Off-Payroll Tax – The Impact
In April 2017, Government introduced legislative changes to IR35 in the public sector, known simply as the ‘off-payroll rules’. Following the changes, public sector hirers are now responsible for determining the employment status of the contractors they engage, and both they and agencies are liable for any unpaid taxes due to an incorrect assessment.
To avoid the tax liability risk that accompanies an ‘outside IR35’ assessment, many organisations have deemed all their genuinely self-employed contractors to be caught by IR35 and be a ‘deemed employee’ when they are clearly not nor treated as one.
When this happens, the contractor is forced to pay employment taxes without the equivalent employment rights.
Non-compliance amongst agencies, which HMRC has failed to clamp down on, has meant many contractors are also footing the bill for employer’s National Insurance through their limited company.
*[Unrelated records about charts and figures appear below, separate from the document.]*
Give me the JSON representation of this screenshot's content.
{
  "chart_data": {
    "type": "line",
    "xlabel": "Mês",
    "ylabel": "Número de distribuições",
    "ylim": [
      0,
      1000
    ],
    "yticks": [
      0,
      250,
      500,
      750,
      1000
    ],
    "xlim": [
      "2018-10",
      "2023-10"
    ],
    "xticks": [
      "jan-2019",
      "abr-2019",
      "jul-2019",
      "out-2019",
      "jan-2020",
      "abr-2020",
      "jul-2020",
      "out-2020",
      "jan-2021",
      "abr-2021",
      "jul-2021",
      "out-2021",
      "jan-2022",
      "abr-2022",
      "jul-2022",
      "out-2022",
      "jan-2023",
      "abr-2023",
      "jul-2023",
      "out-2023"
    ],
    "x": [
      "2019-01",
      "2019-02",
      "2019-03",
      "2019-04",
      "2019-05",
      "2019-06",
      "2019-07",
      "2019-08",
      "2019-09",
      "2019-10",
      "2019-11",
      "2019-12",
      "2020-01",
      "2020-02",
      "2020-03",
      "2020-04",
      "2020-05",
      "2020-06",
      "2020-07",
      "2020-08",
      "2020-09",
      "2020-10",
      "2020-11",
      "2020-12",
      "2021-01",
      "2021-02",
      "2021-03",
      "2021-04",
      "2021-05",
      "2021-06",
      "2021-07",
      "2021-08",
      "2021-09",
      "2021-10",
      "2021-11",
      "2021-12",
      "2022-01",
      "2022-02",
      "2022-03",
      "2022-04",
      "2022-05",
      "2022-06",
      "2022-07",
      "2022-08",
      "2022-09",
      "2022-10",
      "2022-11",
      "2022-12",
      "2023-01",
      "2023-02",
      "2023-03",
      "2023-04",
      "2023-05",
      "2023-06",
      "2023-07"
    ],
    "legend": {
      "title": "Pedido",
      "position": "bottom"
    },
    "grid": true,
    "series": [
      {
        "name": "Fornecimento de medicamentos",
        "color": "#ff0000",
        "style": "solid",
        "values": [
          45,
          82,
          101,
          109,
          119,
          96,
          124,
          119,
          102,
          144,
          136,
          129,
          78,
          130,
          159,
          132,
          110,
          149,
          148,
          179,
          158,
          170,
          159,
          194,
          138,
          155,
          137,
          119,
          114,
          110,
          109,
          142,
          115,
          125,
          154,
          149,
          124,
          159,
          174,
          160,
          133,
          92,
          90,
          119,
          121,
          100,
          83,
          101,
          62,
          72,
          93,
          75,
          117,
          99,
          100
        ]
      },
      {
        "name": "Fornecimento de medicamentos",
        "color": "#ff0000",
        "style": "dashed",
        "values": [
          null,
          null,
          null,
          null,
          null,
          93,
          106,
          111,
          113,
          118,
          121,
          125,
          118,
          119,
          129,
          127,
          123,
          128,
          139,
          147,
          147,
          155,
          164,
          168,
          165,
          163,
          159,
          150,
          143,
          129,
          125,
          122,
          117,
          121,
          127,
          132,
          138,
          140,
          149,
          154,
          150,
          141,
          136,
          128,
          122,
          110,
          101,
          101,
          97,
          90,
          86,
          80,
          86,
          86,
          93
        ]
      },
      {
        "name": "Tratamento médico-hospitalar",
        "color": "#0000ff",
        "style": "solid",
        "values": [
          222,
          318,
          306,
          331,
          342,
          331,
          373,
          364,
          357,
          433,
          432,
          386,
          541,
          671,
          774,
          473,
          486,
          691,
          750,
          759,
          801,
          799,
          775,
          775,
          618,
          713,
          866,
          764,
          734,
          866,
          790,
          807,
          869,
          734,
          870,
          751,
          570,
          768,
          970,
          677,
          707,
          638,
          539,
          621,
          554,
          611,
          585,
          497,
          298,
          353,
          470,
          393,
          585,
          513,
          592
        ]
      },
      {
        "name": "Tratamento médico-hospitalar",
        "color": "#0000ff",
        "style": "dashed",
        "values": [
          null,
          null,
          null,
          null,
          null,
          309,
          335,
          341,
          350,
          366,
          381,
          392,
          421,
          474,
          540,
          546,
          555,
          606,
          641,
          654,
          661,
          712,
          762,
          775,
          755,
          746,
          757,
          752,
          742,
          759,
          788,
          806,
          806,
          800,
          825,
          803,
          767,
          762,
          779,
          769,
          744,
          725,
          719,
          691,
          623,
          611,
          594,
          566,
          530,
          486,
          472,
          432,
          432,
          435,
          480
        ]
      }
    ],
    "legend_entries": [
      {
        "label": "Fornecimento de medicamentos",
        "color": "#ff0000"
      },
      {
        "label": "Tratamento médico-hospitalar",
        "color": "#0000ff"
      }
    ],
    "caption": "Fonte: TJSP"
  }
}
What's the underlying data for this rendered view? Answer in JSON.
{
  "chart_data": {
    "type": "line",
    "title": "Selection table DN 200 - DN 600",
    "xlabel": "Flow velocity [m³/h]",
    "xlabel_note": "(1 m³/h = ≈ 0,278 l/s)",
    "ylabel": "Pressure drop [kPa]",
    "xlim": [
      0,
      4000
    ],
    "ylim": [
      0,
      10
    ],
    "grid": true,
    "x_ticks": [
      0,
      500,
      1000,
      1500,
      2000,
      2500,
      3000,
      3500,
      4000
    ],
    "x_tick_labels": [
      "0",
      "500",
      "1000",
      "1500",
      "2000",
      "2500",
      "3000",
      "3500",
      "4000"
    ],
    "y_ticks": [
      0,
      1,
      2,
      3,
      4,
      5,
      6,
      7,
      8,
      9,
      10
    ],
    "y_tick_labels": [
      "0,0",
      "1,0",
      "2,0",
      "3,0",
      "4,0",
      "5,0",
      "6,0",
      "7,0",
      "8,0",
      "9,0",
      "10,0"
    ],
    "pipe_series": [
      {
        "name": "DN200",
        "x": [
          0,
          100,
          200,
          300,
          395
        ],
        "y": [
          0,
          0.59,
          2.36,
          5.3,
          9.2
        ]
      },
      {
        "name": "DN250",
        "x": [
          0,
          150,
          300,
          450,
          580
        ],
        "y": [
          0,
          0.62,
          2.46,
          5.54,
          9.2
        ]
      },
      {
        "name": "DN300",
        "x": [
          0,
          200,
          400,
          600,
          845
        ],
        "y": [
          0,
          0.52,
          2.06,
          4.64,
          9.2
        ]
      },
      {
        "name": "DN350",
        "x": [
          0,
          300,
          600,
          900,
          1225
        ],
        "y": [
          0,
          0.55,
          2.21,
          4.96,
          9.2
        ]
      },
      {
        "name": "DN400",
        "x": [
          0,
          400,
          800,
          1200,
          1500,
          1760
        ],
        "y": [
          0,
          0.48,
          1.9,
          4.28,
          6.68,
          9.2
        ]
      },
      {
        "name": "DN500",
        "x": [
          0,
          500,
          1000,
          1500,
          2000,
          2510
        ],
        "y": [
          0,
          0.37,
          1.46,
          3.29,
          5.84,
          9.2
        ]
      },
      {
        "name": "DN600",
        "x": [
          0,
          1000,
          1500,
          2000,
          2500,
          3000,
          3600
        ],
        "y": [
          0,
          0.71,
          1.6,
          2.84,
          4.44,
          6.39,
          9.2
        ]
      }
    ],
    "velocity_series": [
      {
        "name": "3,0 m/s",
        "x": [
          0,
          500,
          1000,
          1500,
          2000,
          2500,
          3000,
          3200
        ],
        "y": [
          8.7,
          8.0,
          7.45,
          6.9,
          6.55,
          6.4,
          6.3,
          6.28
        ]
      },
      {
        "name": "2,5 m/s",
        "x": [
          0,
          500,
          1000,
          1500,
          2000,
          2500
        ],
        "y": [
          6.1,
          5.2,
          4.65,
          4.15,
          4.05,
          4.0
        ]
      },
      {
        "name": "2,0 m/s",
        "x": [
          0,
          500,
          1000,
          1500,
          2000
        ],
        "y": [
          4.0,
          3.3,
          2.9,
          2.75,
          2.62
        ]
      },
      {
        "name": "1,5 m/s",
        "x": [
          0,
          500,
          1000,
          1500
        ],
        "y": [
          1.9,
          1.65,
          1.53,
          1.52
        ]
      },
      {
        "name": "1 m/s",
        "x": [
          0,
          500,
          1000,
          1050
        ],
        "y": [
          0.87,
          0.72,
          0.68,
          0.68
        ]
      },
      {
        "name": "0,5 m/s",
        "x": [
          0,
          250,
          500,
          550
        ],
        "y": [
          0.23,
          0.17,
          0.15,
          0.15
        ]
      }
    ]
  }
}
The Off-Payroll Tax has caused widespread damage to the public sector through poor implementation and misinformation spread by HMRC. The damage was exacerbated by HMRC’s flawed Check Employment Status for Tax (CEST) tool, which was developed to try and help firms assess IR35 status. HMRC has been unable to provide any detailed evidence that the Check Employment Status for Tax (CEST) tool is accurate and recent tribunal evidence demonstrates it often gives the wrong answer!
If you are a permanent employee who can’t understand what all the fuss is about, consider this: being caught outside IR35 means that, although your salary remains the same, you are forced to pay your company’s 13.8% tax bill out of your own salary, and in addition, all of your employment rights are lost.